Among the many roles federal chief information security officers play in their agencies, normalizing a culture around cybersecurity and bringing it to the forefront of their agencies’ leadership is one of their biggest tasks.
For CISOs at the departments of Health and Human Services, Veterans Affairs, Homeland Security and beyond, this effort comes with its own set of challenges.
“I looked at the landscape at my organization and realized how siloed cybersecurity was and that we really need to speak the language of the mission and the program that we’re dealing with and make it relevant to them,” HHS CISO Janet Vogel said at ACT-IAC's Imagine Nation ELC in Philadelphia Tuesday. “If people get too frightened by what you’re saying, they’re going to tune you out, and yet they have to know the basics for their everyday life.”
Community outreach has been a key strategy for Vogel to communicate the importance of cybersecurity to the agency in an easily consumable way.
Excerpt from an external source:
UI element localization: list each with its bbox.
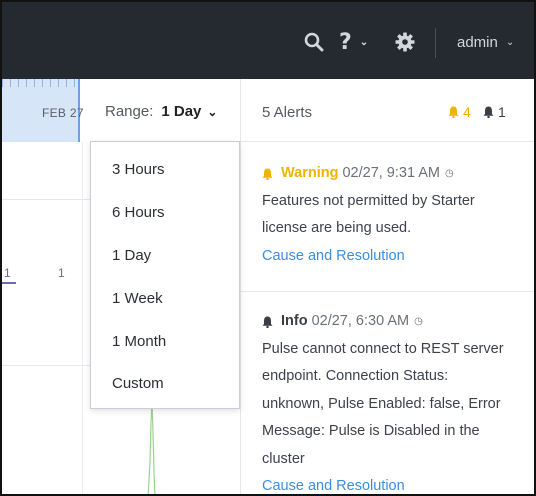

Having annual cybersecurity training did not engage personnel in an effective way, so Vogel tried to make it more engaging to drive the impact of cybersecurity into the agency's mission.
“We looked at each organization, what their goals were and tied into them,” Vogel said, adding that she saw experiential learning was a strategy that she saw people liked. “We implemented a ‘several birds of a feather’ type of activity where we got groups together to share their experiences. So we’re not telling them — we’re asking.”
Vogel launched other experiential learning programs at HHS, such as having a “cyber escape room” for hands-on learning, as well as speed matching, where CISOs discuss and share best practices. Other initiatives include reading out to the health care community through portals HHS has created.
“All we have to do now is talk to our customers that are in the community,” Vogel said. “It has to be in plain language, and it has to be in a medical terminology that they understand.”
Department of Education CISO Steven Hernandez echoed Vogel’s comments, saying that one of the most important ways he’s been able to communicate cybersecurity priorities to his agency as been through “being able to tell a story and being able to explain where we’re coming from, where we’re going and what’s important to the stakeholder."
Strategically, accomplishing effective communication of cybersecurity priorities requires a balance of mission and security, DHS CISO Soldenise Sejour said. She said she does this by bringing integrated teams of different stakeholders together.
“The collaboration and integration has really led to not only building secure solutions, but also resolving conflicts and resolving conflicts at the beginning and not the end, helping avoid that back and forth against an operation,” Sejour said. “On top of that, which I think is the best outcome of the collaboration, is it builds a trust and transparency. So [it goes] back to Janet’s comment on silos and breaking down those barriers.”
At VA, breaking down barriers between cybersecurity and agency mission means stacking priorities and mapping them out fiscally to project tangible progress and results to leadership.
“That priority stack is very valuable," said VA CISO Paul Cunningham. "If you do get a plus-up and we are successful in justifying our money, we’re going to get that additional dollar. We know exactly where we want to put it and get the biggest bang for our buck.”
Likewise, one of Department of Energy CISO Emery Csulak's top tasks is to "sell cyber to the agency."
The CISOs all agreed that their main job is to make cybersecurity easier for their agencies to accomplish and, as Hernandez said, to “know the risk, provide a way.” They underlined that customer experience, community outreach and engaging their organizations’ leadership and personnel effectively are critical ways they accomplish the CISO mission.